The storage watcher is currently initialized from the `parseStorageDiffs` command, which also adds transformers that the watcher should know about in its mapping of addresses to transformers.
### Storage Transformer
The storage transformer is responsible for converting raw contract storage hex values into useful data and writing them to postgres.

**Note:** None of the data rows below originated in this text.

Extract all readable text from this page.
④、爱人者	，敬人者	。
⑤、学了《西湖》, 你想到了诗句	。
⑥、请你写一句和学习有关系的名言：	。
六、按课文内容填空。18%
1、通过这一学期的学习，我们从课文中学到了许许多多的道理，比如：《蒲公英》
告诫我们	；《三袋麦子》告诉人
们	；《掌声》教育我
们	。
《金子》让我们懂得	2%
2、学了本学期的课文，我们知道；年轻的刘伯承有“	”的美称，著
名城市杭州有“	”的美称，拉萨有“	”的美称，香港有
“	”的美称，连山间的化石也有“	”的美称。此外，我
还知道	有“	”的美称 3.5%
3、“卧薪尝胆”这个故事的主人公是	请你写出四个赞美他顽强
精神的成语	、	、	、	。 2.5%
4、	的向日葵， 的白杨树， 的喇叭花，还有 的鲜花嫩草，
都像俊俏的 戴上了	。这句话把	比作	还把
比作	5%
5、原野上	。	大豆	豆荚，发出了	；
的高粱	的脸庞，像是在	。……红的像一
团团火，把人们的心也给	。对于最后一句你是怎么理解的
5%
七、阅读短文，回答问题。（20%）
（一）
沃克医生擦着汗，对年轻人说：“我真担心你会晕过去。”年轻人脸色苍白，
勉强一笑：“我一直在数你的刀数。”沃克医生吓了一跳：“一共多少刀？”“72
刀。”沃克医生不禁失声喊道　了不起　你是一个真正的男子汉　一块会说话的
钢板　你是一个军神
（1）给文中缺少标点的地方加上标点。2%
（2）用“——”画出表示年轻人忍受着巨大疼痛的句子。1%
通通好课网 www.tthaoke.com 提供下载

The storage transformer depends on contract-specific implementations of code capable of recognizing storage keys and writing the matching (decoded) storage value to disk.
```golang
func (transformer Transformer) Execute(row shared.StorageDiffRow) error {
metadata, lookupErr := transformer.Mappings.Lookup(row.StorageKey)
if lookupErr != nil {
return lookupErr
}
value, decodeErr := shared.Decode(row, metadata)
if decodeErr != nil {
return decodeErr
}
return transformer.Repository.Create(row.BlockHeight, row.BlockHash.Hex(), metadata, value)
}
```
## Custom Code
In order to watch an additional smart contract, a developer must create three things:
1. Mappings - specify how to identify keys in the contract's storage trie.
1. Repository - specify how to persist a parsed version of the storage value matching the recognized storage key.

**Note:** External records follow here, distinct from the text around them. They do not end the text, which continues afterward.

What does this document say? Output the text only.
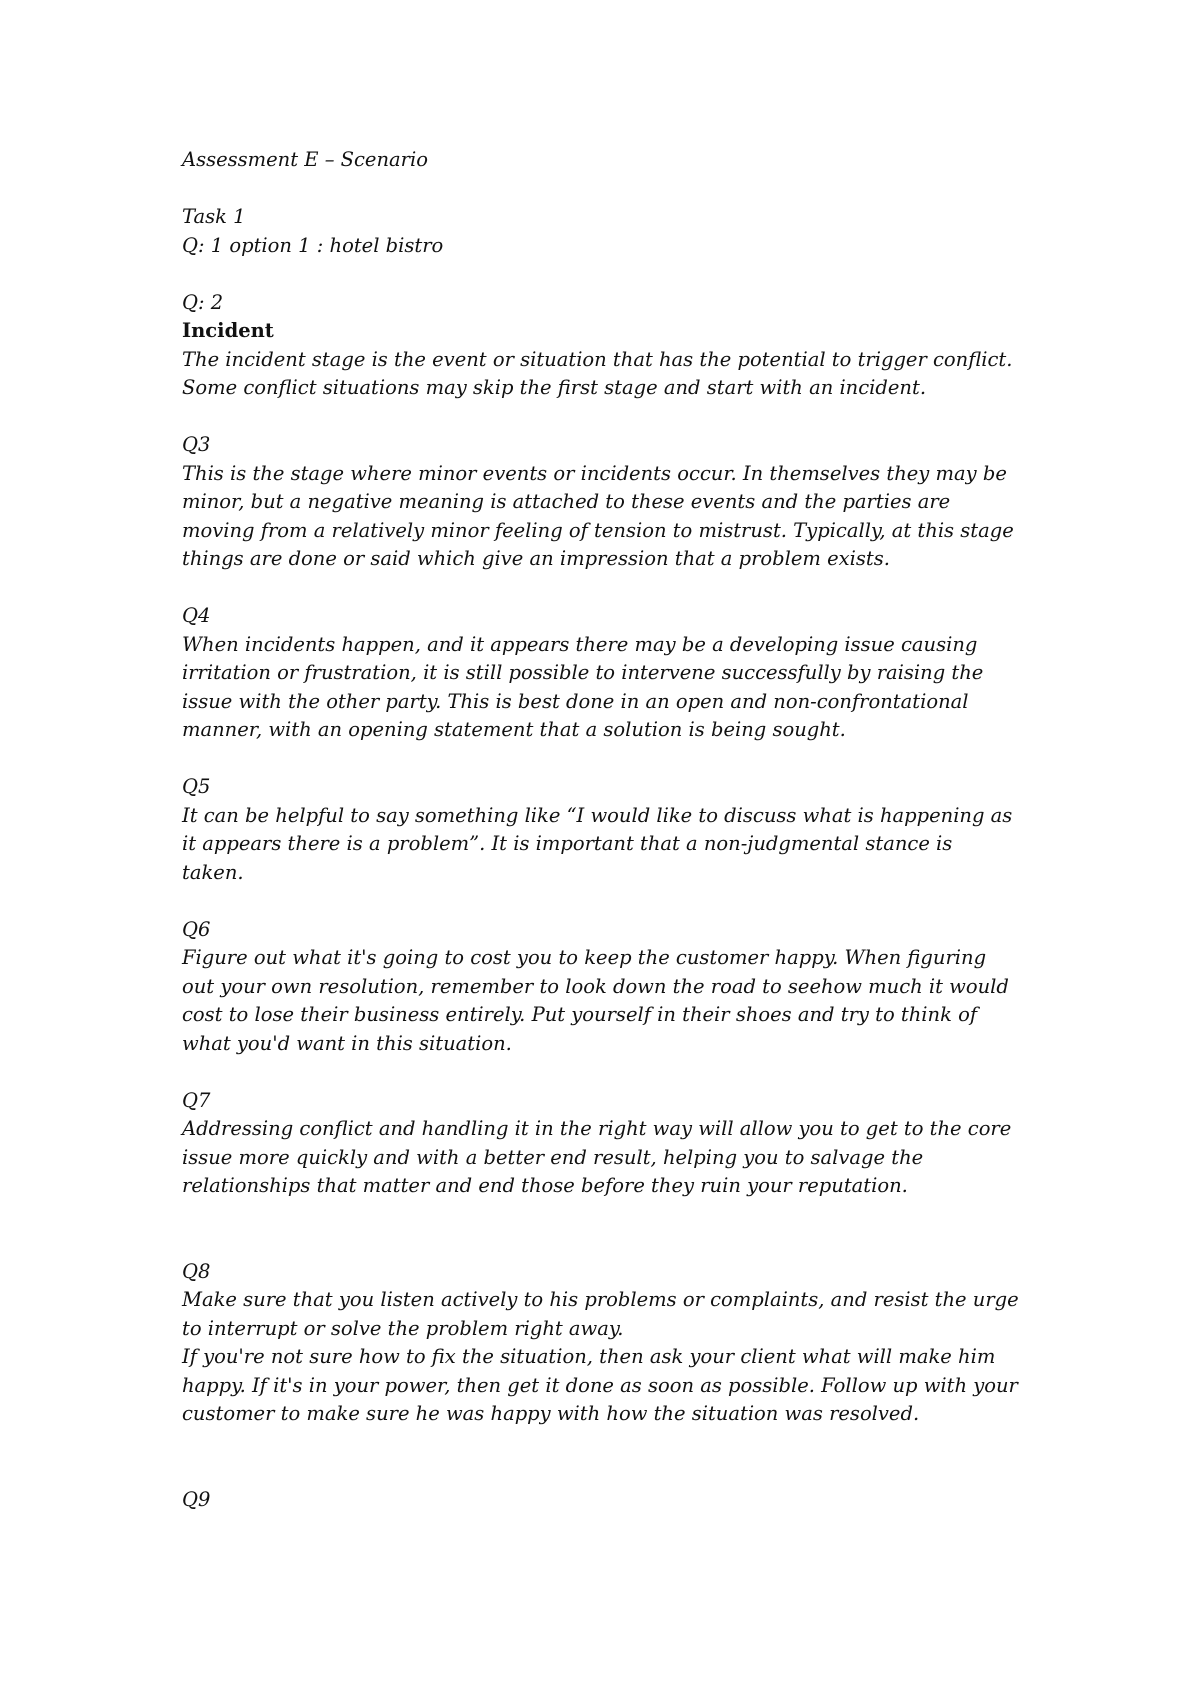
Assessment E – Scenario
Task 1
Q: 1 option 1 : hotel bistro
Q: 2
Incident
The incident stage is the event or situation that has the potential to trigger conflict.
Some conflict situations may skip the first stage and start with an incident.
Q3
This is the stage where minor events or incidents occur. In themselves they may be
minor, but a negative meaning is attached to these events and the parties are
moving from a relatively minor feeling of tension to mistrust. Typically, at this stage
things are done or said which give an impression that a problem exists.
Q4
When incidents happen, and it appears there may be a developing issue causing
irritation or frustration, it is still possible to intervene successfully by raising the
issue with the other party. This is best done in an open and non-confrontational
manner, with an opening statement that a solution is being sought.
Q5
It can be helpful to say something like “I would like to discuss what is happening as
it appears there is a problem”. It is important that a non-judgmental stance is
taken.
Q6
Figure out what it's going to cost you to keep the customer happy. When figuring
out your own resolution, remember to look down the road to seehow much it would
cost to lose their business entirely. Put yourself in their shoes and try to think of
what you'd want in this situation.
Q7
Addressing conflict and handling it in the right way will allow you to get to the core
issue more quickly and with a better end result, helping you to salvage the
relationships that matter and end those before they ruin your reputation.
Q8
Make sure that you listen actively to his problems or complaints, and resist the urge
to interrupt or solve the problem right away.
If you're not sure how to fix the situation, then ask your client what will make him
happy. If it's in your power, then get it done as soon as possible. Follow up with your
customer to make sure he was happy with how the situation was resolved.
Q9
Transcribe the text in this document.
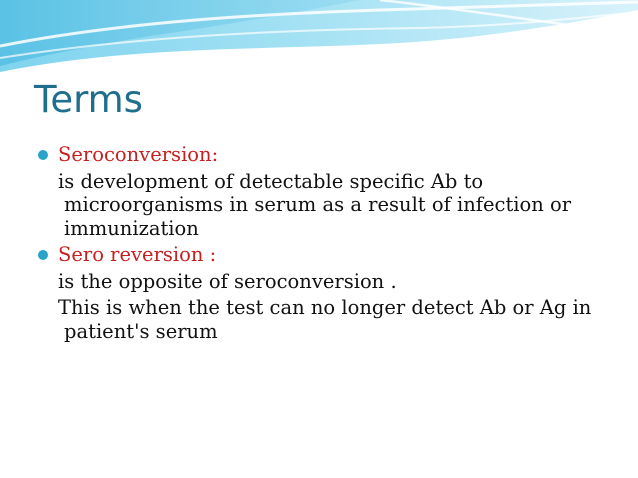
Terms
Seroconversion:

is development of detectable specific Ab to microorganisms in serum as a result of infection or immunization

Sero reversion :

is the opposite of seroconversion .

This is when the test can no longer detect Ab or Ag in patient's serum
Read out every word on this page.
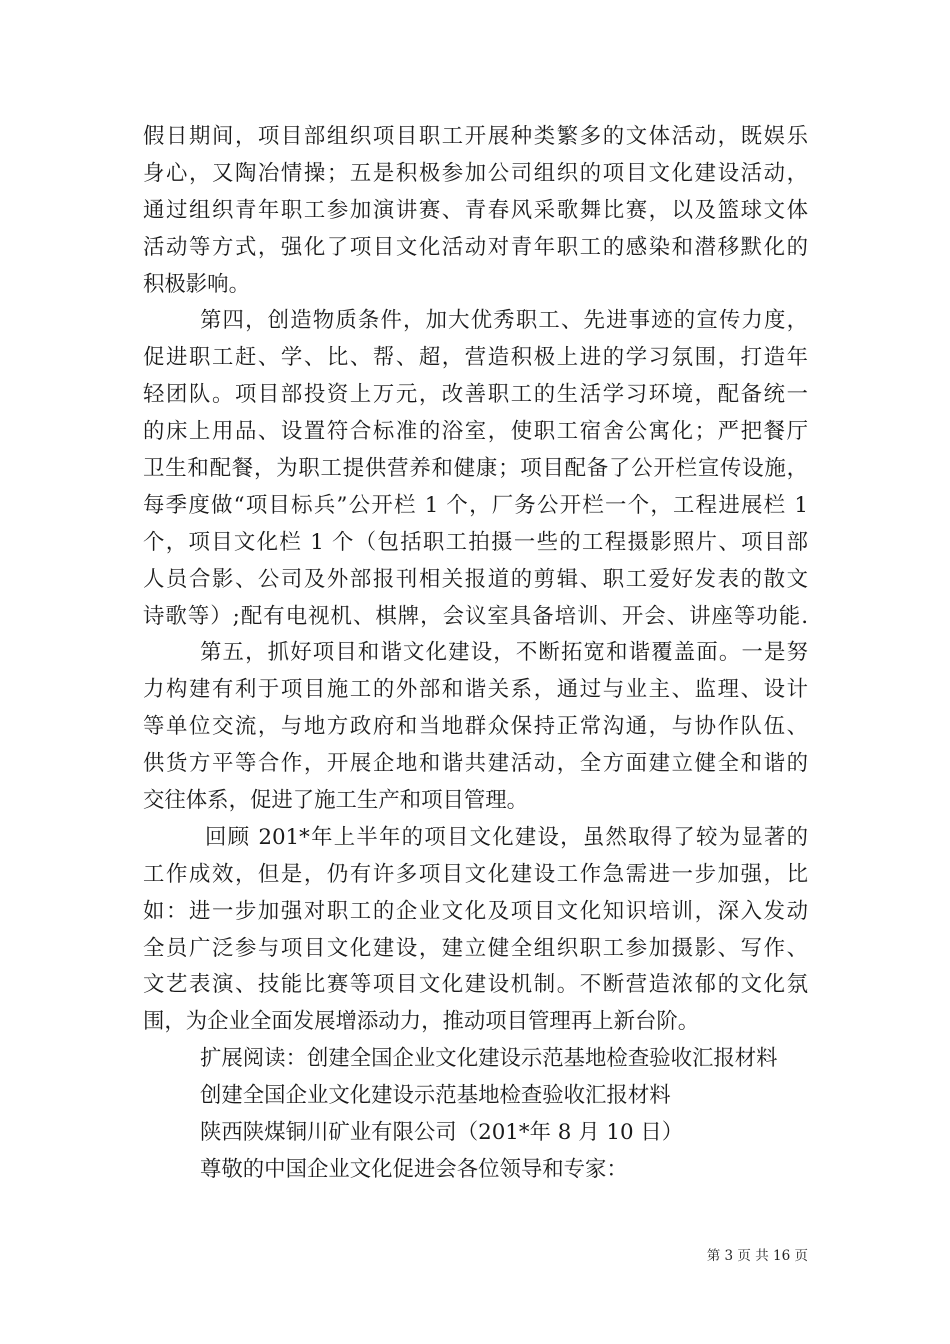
假日期间，项目部组织项目职工开展种类繁多的文体活动，既娱乐
身心，又陶冶情操；五是积极参加公司组织的项目文化建设活动，
通过组织青年职工参加演讲赛、青春风采歌舞比赛，以及篮球文体
活动等方式，强化了项目文化活动对青年职工的感染和潜移默化的
积极影响。
第四，创造物质条件，加大优秀职工、先进事迹的宣传力度，
促进职工赶、学、比、帮、超，营造积极上进的学习氛围，打造年
轻团队。项目部投资上万元，改善职工的生活学习环境，配备统一
的床上用品、设置符合标准的浴室，使职工宿舍公寓化；严把餐厅
卫生和配餐，为职工提供营养和健康；项目配备了公开栏宣传设施，
每季度做“项目标兵”公开栏 1 个，厂务公开栏一个，工程进展栏 1
个，项目文化栏 1 个（包括职工拍摄一些的工程摄影照片、项目部
人员合影、公司及外部报刊相关报道的剪辑、职工爱好发表的散文
诗歌等）;配有电视机、棋牌，会议室具备培训、开会、讲座等功能.
第五，抓好项目和谐文化建设，不断拓宽和谐覆盖面。一是努
力构建有利于项目施工的外部和谐关系，通过与业主、监理、设计
等单位交流，与地方政府和当地群众保持正常沟通，与协作队伍、
供货方平等合作，开展企地和谐共建活动，全方面建立健全和谐的
交往体系，促进了施工生产和项目管理。
回顾 201*年上半年的项目文化建设，虽然取得了较为显著的
工作成效，但是，仍有许多项目文化建设工作急需进一步加强，比
如：进一步加强对职工的企业文化及项目文化知识培训，深入发动
全员广泛参与项目文化建设，建立健全组织职工参加摄影、写作、
文艺表演、技能比赛等项目文化建设机制。不断营造浓郁的文化氛
围，为企业全面发展增添动力，推动项目管理再上新台阶。
扩展阅读：创建全国企业文化建设示范基地检查验收汇报材料
创建全国企业文化建设示范基地检查验收汇报材料
陕西陕煤铜川矿业有限公司（201*年 8 月 10 日）
尊敬的中国企业文化促进会各位领导和专家：
第 3 页 共 16 页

1. Instance - create an instance of the storage transformer that uses your mappings and repository.
### Mappings
```golang
type Mappings interface {
Lookup(key common.Hash) (shared.StorageValueMetadata, error)
SetDB(db *postgres.DB)
}
```
A contract-specific implementation of the mappings interface enables the storage transformer to fetch metadata associated with a storage key.
Storage metadata contains: the name of the variable matching the storage key, a raw version of any keys associated with the variable (if the variable is a mapping), and the variable's type.
```golang
type StorageValueMetadata struct {
Name string
Keys map[Key]string
Type ValueType
}
```
Keys are only relevant if the variable is a mapping. For example, in the following Solidity code:
```solidity
pragma solidity ^0.4.0;
contract Contract {
uint x;
mapping(address => uint) y;
}
```
The metadata for variable `x` would not have any associated keys, but the metadata for a storage key associated with `y` would include the address used to specify that key's index in the mapping.

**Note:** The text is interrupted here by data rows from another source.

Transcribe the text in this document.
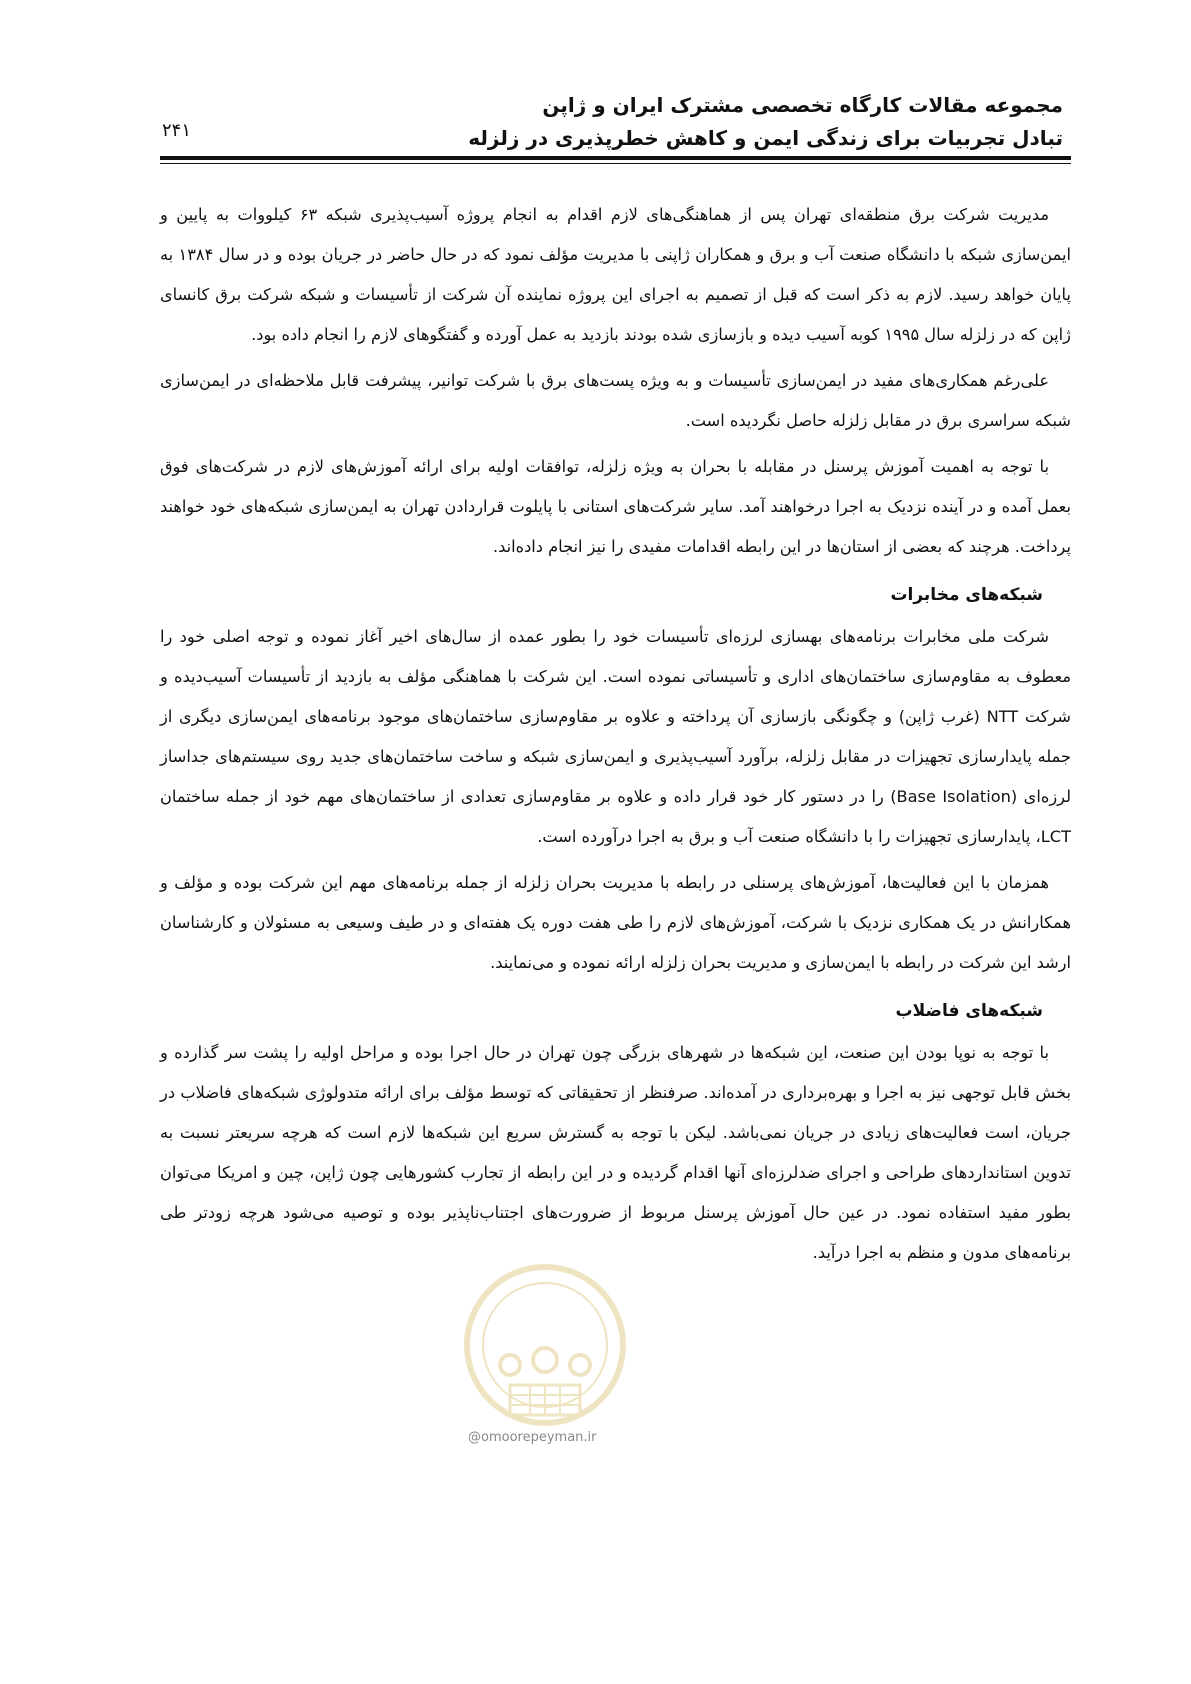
مجموعه مقالات کارگاه تخصصی مشترک ایران و ژاپن
تبادل تجربیات برای زندگی ایمن و کاهش خطرپذیری در زلزله
۲۴۱

مدیریت شرکت برق منطقه‌ای تهران پس از هماهنگی‌های لازم اقدام به انجام پروژه آسیب‌پذیری شبکه ۶۳ کیلووات به پایین و ایمن‌سازی شبکه با دانشگاه صنعت آب و برق و همکاران ژاپنی با مدیریت مؤلف نمود که در حال حاضر در جریان بوده و در سال ۱۳۸۴ به پایان خواهد رسید. لازم به ذکر است که قبل از تصمیم به اجرای این پروژه نماینده آن شرکت از تأسیسات و شبکه شرکت برق کانسای ژاپن که در زلزله سال ۱۹۹۵ کوبه آسیب دیده و بازسازی شده بودند بازدید به عمل آورده و گفتگوهای لازم را انجام داده بود.

علی‌رغم همکاری‌های مفید در ایمن‌سازی تأسیسات و به ویژه پست‌های برق با شرکت توانیر، پیشرفت قابل ملاحظه‌ای در ایمن‌سازی شبکه سراسری برق در مقابل زلزله حاصل نگردیده است.

با توجه به اهمیت آموزش پرسنل در مقابله با بحران به ویژه زلزله، توافقات اولیه برای ارائه آموزش‌های لازم در شرکت‌های فوق بعمل آمده و در آینده نزدیک به اجرا درخواهند آمد. سایر شرکت‌های استانی با پایلوت قراردادن تهران به ایمن‌سازی شبکه‌های خود خواهند پرداخت. هرچند که بعضی از استان‌ها در این رابطه اقدامات مفیدی را نیز انجام داده‌اند.

شبکه‌های مخابرات

شرکت ملی مخابرات برنامه‌های بهسازی لرزه‌ای تأسیسات خود را بطور عمده از سال‌های اخیر آغاز نموده و توجه اصلی خود را معطوف به مقاوم‌سازی ساختمان‌های اداری و تأسیساتی نموده است. این شرکت با هماهنگی مؤلف به بازدید از تأسیسات آسیب‌دیده و شرکت NTT (غرب ژاپن) و چگونگی بازسازی آن پرداخته و علاوه بر مقاوم‌سازی ساختمان‌های موجود برنامه‌های ایمن‌سازی دیگری از جمله پایدارسازی تجهیزات در مقابل زلزله، برآورد آسیب‌پذیری و ایمن‌سازی شبکه و ساخت ساختمان‌های جدید روی سیستم‌های جداساز لرزه‌ای (Base Isolation) را در دستور کار خود قرار داده و علاوه بر مقاوم‌سازی تعدادی از ساختمان‌های مهم خود از جمله ساختمان LCT، پایدارسازی تجهیزات را با دانشگاه صنعت آب و برق به اجرا درآورده است.

همزمان با این فعالیت‌ها، آموزش‌های پرسنلی در رابطه با مدیریت بحران زلزله از جمله برنامه‌های مهم این شرکت بوده و مؤلف و همکارانش در یک همکاری نزدیک با شرکت، آموزش‌های لازم را طی هفت دوره یک هفته‌ای و در طیف وسیعی به مسئولان و کارشناسان ارشد این شرکت در رابطه با ایمن‌سازی و مدیریت بحران زلزله ارائه نموده و می‌نمایند.

شبکه‌های فاضلاب

با توجه به نوپا بودن این صنعت، این شبکه‌ها در شهرهای بزرگی چون تهران در حال اجرا بوده و مراحل اولیه را پشت سر گذارده و بخش قابل توجهی نیز به اجرا و بهره‌برداری در آمده‌اند. صرفنظر از تحقیقاتی که توسط مؤلف برای ارائه متدولوژی شبکه‌های فاضلاب در جریان، است فعالیت‌های زیادی در جریان نمی‌باشد. لیکن با توجه به گسترش سریع این شبکه‌ها لازم است که هرچه سریعتر نسبت به تدوین استانداردهای طراحی و اجرای ضدلرزه‌ای آنها اقدام گردیده و در این رابطه از تجارب کشورهایی چون ژاپن، چین و امریکا می‌توان بطور مفید استفاده نمود. در عین حال آموزش پرسنل مربوط از ضرورت‌های اجتناب‌ناپذیر بوده و توصیه می‌شود هرچه زودتر طی برنامه‌های مدون و منظم به اجرا درآید.

@omoorepeyman.ir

The `SetDB` function is required for the mappings to connect to the database.
A database connection may be desired when keys in a mapping variable need to be read from log events (e.g. to lookup what addresses may exist in `y`, above).
### Repository
```golang
type Repository interface {
Create(blockNumber int, blockHash string, metadata shared.StorageValueMetadata, value interface{}) error
SetDB(db *postgres.DB)
}
```
A contract-specific implementation of the repository interface enables the transformer to write the decoded storage value to the appropriate table in postgres.
The `Create` function is expected to recognize and persist a given storage value by the variable's name, as indicated on the row's metadata.
The `SetDB` function is required for the repository to connect to the database.
### Instance
```golang
type Transformer struct {
Address common.Address
Mappings storage_diffs.Mappings
Repository storage_diffs.Repository
}
```
A new instance of the storage transformer is initialized with the contract-specific mappings and repository, as well as the contract's address.
The contract's address is included so that the watcher can query that value from the transformer in order to build up its mapping of addresses to transformers.
## Summary
To begin watching an additional smart contract, create a new mappings file for looking up storage keys on that contract, a repository for writing storage values from the contract, and initialize a new storage transformer instance with the mappings, repository, and contract address.
The new instance, wrapped in an initializer that calls `SetDB` on the mappings and repository, should be passed to the `AddTransformers` function on the storage watcher.